Why does the compiler infer incorrectly return type for Future.sequence declaration in function?


In scala2 or 3 this function compiles:

def returnsFutureOfFutureButCompiles(): Future[Unit] = {  
  for {
    _ <- Future.unit
  } yield Future.sequence(Seq(Future.unit)) // Returns Future[Future[Seq[Unit]]]
}

but this one does not:

def returnsFutureOfFutureButDoesNotCompile(): Future[Unit] = {
  val a = for {
    _ <- Future.unit
  } yield Future.sequence(Seq(Future.unit))
  a // Error: Required: Future[Unit], Found: Future[Future[Seq[Unit]]]
}

I am aware of for-comprehension syntaxic sugar, differences between map and flatMap and how monads work.

The compiler should warns for both functions

I don't understand these different behaviours since the functions are almost doing the same job.
Maybe it's related to type inference limitations but then, why?

Also, if I declare these functions:

def a(): Future[Int] = {
  for {
    _ <- Future.successful(1)
  } yield Future.successful(2) // Error: Required: Int, Found: Future[Int]
}

def b(): Future[Int] = {
  val value = for {
    _ <- Future.successful(1)
  } yield Future.successful(2)
  value // Error: Required: Future[Int], Found: Future[Future[Int]]
}

then the compiler warns correctly, as expected, about the two functions.

So, I think the problem is maybe related to Future.sequence?


Solution

  • It's related to the fact that you used specifically Unit.

    As you know:

    val a = for {
      _ <- Future.unit
    } yield Future.sequence(Seq(Future.unit))
    

    Compiles to:

    Future.unit.map { _ =>
      Future.sequence(Seq(Future.unit))
    }
    

    It should infer to Future[Future[Seq[Unit]]]. But when you told it that the result should be Future[Unit], the compiler started working backward, from the type it should get, to the type it gets.

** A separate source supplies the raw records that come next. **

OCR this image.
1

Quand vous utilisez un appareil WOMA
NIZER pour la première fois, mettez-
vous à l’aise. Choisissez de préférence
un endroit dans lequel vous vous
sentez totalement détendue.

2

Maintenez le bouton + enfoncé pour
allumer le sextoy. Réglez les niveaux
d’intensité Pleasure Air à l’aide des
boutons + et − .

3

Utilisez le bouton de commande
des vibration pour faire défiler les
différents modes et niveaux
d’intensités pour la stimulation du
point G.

    Therefore it inferred that you wanted:

    Future.unit.map[Unit] { _ =>
      Future.sequence(Seq(Future.unit))
    }
    

    Which is correct because when the type returned is Unit it can treat the code as if you wrote:

    Future.unit.map[Unit] { _ =>
      Future.sequence(Seq(Future.unit))
      ()
    }
    

    However "dropping non-Unit value" can happen only if the whole inference happens at once. When you do:

    val a = for {
      _ <- Future.unit
    } yield Future.sequence(Seq(Future.unit))
    a
    

    You have two statements/expressions, so a single inference cannot work backward. Now not knowing that val a should be constrained to the type Future[Unit] it infer it to Future[Future[Seq[Unit]]]. The next, separate step, tries to match it against Future[Unit] and fails, because it is too late now to change the type of a previous statement and modify the body of map to drop the returned value.

    In Scala 2 you could use -Wvalue-discard or -Ywarn-value-discard to force you to manually insert that () if you want to discard non-Unit value in a body that should return Unit. Scala 3 is still waiting to obtain such a warning flag.